Importantly, the severe semantic gap uncovered indicates that simply scaling models or further fine-tuning on domain-specific corpora is insufficient. Advances in LLM architectures, enhanced context integration, and dependency-aware training paradigms appear necessary to close this gap.

Limitations and Future Directions

The strictness of TA is contingent upon the depth and breadth of successor theorem coverage; standalone theorems or those with few dependents cannot benefit from this method. As with software testing, coverage cannot confer guarantees of completeness in error detection.
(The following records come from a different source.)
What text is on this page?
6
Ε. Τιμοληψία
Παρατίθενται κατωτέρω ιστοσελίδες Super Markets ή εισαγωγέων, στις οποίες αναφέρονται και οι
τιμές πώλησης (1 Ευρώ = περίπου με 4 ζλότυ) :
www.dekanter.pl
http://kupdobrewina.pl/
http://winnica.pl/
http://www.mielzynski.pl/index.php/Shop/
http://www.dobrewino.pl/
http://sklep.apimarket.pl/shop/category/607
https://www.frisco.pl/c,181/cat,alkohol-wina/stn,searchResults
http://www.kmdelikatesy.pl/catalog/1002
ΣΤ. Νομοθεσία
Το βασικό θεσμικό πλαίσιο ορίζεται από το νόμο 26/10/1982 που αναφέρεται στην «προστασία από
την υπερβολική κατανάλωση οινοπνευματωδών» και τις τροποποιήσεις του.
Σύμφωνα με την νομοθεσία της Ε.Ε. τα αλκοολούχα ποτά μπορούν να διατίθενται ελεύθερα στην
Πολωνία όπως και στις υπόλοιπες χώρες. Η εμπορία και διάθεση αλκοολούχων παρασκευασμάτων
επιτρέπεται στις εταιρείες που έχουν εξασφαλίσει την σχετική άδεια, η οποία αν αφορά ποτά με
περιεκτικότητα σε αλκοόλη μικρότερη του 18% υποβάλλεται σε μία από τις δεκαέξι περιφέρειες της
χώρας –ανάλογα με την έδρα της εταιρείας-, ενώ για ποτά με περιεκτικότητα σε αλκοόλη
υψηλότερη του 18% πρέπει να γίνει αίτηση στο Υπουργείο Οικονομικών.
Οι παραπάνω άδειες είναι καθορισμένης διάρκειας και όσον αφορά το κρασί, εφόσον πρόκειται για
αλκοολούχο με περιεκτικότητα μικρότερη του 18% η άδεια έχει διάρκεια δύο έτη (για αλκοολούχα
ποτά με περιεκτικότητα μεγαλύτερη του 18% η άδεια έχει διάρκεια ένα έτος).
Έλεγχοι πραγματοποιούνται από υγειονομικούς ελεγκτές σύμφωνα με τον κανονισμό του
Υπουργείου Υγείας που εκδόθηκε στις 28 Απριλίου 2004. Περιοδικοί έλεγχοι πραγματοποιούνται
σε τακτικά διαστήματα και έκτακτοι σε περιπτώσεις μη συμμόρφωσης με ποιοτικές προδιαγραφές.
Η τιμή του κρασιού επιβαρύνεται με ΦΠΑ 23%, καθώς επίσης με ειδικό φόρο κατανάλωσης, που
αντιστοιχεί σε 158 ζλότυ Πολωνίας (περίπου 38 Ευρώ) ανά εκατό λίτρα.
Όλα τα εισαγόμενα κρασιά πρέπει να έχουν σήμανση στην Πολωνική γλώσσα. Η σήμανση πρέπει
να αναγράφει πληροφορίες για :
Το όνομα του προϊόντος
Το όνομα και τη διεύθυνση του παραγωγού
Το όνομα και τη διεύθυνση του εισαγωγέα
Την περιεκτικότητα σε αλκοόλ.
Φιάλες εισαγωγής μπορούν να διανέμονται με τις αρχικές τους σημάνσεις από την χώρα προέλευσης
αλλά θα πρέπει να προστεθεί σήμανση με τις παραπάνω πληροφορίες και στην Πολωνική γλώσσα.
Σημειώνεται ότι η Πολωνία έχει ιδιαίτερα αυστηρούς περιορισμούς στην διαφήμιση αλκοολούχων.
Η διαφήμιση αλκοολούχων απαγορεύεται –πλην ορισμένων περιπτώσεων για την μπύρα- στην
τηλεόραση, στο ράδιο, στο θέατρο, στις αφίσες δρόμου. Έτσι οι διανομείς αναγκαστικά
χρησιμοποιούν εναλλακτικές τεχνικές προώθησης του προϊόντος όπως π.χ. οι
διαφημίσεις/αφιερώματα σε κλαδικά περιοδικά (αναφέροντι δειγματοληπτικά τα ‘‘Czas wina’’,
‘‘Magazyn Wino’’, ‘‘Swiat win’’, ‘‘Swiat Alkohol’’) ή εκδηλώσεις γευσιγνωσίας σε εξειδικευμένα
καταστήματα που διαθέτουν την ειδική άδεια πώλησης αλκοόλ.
The present implementation is restricted to Lean 4 but is designed to be extensible to other formal proof assistants with suitable dependency-tracking infrastructure.

Future work includes development of graded TA metrics (partial credit for subsets of satisfied dependencies), expansion to non-Lean proof systems, enrichment of repository coverage, and more robust natural language to formal statement mapping validated by domain experts.

Conclusion

T2 and the Testing Accuracy metric represent a substantive step forward in rigorously evaluating ATP systems for mathematical correctness, revealing a critical and persistent semantic gap in contemporary LLMs. The results underscore the inadequacy of syntactic and lexical evaluation metrics and the necessity of dependency-structured integration testing for meaningful progress. As theorem-proving models move towards deployment in serious mathematical and verification applications, adopting frameworks such as T2 will be essential for safe and trustworthy AI-assisted formalization.